Henry is not, and never will be, a charity case
Fast bowler Olonga, who is currently in South Africa, is reluctant to return to his homeland for fear of reprisals following his protests against the national government during the Cricket World Cup.
Now there have been suggestions he could head for Cornwall, where his brother plays professional rugby union for Penzance and Newlyn RFC.
"Henry is my brother. I love him. My home is his home," said Victor Olonga.
"I am here for him. I admire his courage, strength and honesty, but I worry for him. I hope it is truly his stance and that others have not brought influence to bear.
"Henry is the one who is now suffering, frightened and suffering the consequences."
Olonga announced his retirement from international cricket following Zimbabwe's exit from the World Cup and has been banned by his club side.
He claimed he had been offered a chance to play county cricket by Essex, but they have rejected any talk of a link-up with the fast bowler.

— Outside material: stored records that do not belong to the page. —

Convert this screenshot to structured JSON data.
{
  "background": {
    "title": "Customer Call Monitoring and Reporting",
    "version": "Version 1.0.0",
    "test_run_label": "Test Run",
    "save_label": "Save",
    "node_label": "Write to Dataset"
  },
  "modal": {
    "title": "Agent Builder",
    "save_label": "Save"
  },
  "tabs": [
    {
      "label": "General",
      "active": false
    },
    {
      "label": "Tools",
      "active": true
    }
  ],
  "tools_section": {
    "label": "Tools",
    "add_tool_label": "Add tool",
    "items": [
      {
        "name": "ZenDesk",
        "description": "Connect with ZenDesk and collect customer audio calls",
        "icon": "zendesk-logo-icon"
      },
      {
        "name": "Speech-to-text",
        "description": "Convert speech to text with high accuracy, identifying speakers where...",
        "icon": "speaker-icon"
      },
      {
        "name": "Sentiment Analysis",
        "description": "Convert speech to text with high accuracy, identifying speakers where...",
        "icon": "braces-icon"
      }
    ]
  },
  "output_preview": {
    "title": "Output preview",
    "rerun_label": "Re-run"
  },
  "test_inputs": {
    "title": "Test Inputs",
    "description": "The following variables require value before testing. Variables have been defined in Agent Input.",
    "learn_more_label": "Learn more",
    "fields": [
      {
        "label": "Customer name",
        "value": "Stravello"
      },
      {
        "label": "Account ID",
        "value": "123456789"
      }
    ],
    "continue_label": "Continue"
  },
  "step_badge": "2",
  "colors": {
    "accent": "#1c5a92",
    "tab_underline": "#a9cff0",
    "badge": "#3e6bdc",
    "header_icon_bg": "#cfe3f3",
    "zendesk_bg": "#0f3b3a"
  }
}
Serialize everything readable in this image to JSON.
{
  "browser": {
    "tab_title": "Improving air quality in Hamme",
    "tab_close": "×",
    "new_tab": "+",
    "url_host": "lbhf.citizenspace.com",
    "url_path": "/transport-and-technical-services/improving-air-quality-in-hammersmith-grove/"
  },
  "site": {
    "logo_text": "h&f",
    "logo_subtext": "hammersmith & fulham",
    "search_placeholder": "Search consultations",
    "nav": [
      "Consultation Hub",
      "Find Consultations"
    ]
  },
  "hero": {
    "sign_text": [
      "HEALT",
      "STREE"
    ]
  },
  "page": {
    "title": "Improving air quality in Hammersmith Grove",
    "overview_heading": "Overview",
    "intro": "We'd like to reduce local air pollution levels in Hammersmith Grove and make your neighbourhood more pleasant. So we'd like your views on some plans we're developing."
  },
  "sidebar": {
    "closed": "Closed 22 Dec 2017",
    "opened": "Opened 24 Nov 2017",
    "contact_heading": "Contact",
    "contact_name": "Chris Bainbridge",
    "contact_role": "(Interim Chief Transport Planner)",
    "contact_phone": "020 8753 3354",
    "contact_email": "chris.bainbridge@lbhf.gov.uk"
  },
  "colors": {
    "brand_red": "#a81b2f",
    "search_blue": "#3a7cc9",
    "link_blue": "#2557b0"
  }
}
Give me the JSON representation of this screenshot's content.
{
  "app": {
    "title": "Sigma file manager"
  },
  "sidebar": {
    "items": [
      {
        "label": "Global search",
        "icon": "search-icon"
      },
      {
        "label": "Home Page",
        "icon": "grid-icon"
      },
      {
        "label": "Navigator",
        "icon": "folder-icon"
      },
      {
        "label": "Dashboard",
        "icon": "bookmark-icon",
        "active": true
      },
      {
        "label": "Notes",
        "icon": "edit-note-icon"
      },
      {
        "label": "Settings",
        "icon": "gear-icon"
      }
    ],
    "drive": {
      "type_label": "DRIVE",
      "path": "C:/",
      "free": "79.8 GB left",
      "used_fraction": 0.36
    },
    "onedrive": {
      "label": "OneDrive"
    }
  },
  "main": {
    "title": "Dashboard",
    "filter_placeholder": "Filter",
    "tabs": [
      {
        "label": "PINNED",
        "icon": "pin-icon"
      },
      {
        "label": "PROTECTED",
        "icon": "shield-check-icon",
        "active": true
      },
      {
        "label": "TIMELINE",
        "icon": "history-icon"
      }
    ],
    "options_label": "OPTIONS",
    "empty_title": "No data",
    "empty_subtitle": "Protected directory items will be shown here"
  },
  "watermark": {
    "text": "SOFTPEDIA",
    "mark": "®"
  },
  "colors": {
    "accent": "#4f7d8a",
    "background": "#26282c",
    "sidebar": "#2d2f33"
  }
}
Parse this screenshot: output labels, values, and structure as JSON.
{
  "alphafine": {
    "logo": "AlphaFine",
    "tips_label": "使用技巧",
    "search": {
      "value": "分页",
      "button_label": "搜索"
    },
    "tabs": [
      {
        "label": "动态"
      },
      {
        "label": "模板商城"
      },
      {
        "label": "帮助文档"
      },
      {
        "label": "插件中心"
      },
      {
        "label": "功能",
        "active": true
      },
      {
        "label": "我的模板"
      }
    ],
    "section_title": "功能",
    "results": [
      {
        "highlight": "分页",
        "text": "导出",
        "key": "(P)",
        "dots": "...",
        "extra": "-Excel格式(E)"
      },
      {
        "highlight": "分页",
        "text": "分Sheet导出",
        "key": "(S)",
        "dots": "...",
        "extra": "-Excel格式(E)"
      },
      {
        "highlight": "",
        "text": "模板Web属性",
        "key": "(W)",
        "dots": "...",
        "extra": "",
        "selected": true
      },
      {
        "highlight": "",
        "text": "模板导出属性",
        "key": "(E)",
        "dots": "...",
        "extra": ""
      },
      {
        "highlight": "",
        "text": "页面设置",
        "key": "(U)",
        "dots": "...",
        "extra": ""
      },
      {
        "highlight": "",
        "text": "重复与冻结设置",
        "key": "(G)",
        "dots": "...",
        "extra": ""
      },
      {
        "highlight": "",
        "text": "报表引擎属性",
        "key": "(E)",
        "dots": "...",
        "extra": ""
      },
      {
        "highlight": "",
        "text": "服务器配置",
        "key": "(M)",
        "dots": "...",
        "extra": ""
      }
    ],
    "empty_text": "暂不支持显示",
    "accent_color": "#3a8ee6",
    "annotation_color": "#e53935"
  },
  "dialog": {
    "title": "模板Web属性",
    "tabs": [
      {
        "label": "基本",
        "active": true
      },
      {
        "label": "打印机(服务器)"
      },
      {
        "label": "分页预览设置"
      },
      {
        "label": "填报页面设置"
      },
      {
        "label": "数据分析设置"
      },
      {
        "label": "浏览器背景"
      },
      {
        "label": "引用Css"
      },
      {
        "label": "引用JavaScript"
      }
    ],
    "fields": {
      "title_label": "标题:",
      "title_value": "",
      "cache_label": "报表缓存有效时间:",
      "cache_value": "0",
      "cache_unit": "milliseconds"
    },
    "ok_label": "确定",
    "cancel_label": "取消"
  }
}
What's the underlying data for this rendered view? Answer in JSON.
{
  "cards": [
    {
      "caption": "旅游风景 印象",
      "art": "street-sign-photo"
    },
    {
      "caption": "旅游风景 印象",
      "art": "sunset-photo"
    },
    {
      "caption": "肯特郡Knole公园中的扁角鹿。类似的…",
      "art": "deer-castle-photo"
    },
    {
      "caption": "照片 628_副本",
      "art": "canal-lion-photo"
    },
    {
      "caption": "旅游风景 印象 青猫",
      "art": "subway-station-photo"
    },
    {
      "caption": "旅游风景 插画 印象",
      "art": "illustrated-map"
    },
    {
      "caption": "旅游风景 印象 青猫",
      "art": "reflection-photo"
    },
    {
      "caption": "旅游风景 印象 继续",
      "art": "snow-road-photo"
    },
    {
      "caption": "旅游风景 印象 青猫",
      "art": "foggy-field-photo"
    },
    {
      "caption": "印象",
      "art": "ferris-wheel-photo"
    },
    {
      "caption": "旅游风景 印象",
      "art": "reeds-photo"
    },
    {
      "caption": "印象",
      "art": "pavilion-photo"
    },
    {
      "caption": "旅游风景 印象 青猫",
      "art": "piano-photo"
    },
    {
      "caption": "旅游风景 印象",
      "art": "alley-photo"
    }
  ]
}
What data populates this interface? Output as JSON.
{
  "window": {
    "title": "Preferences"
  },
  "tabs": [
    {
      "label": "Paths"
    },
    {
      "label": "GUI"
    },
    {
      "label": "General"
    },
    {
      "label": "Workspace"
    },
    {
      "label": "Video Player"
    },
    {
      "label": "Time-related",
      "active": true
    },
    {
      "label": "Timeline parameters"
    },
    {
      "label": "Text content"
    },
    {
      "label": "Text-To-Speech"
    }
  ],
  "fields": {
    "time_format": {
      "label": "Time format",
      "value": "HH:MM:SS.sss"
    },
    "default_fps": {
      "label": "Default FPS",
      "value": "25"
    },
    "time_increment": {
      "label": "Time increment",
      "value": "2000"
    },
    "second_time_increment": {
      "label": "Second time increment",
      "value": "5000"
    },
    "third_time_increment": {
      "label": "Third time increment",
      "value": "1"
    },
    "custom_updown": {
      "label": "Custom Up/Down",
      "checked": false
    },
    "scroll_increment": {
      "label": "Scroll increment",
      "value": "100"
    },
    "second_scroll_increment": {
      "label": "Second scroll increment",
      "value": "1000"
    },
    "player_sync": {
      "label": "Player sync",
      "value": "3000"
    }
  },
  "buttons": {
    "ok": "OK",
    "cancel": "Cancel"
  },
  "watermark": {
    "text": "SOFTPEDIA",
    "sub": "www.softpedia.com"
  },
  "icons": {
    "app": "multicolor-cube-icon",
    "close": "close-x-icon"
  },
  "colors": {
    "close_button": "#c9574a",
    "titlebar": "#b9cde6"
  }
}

"There has been a certain amount of speculation recently concerning a possible link between the club and Zimbabwean Test bowler Henry Olonga," said Essex chief executive David East. This is totally unfounded."
Olonga and team-mate Andy Flower overshadowed Zimbabwe's opening World Cup match by issuing a statement condemning President Robert Mugabe's government and wearing black armbands to mark what they described as "the death of democracy".
Victor Olonga said he did not agree with the wording of his brother's statement and that he would be returning to Zimbabwe in May to play rugby.
"I'm captain of the Zimbabwe rugby team and I feel a responsibility," he told The Daily Telegraph newspaper.
"If the leader of Zimbabwe rugby, on the field, gives up, what message does that send?"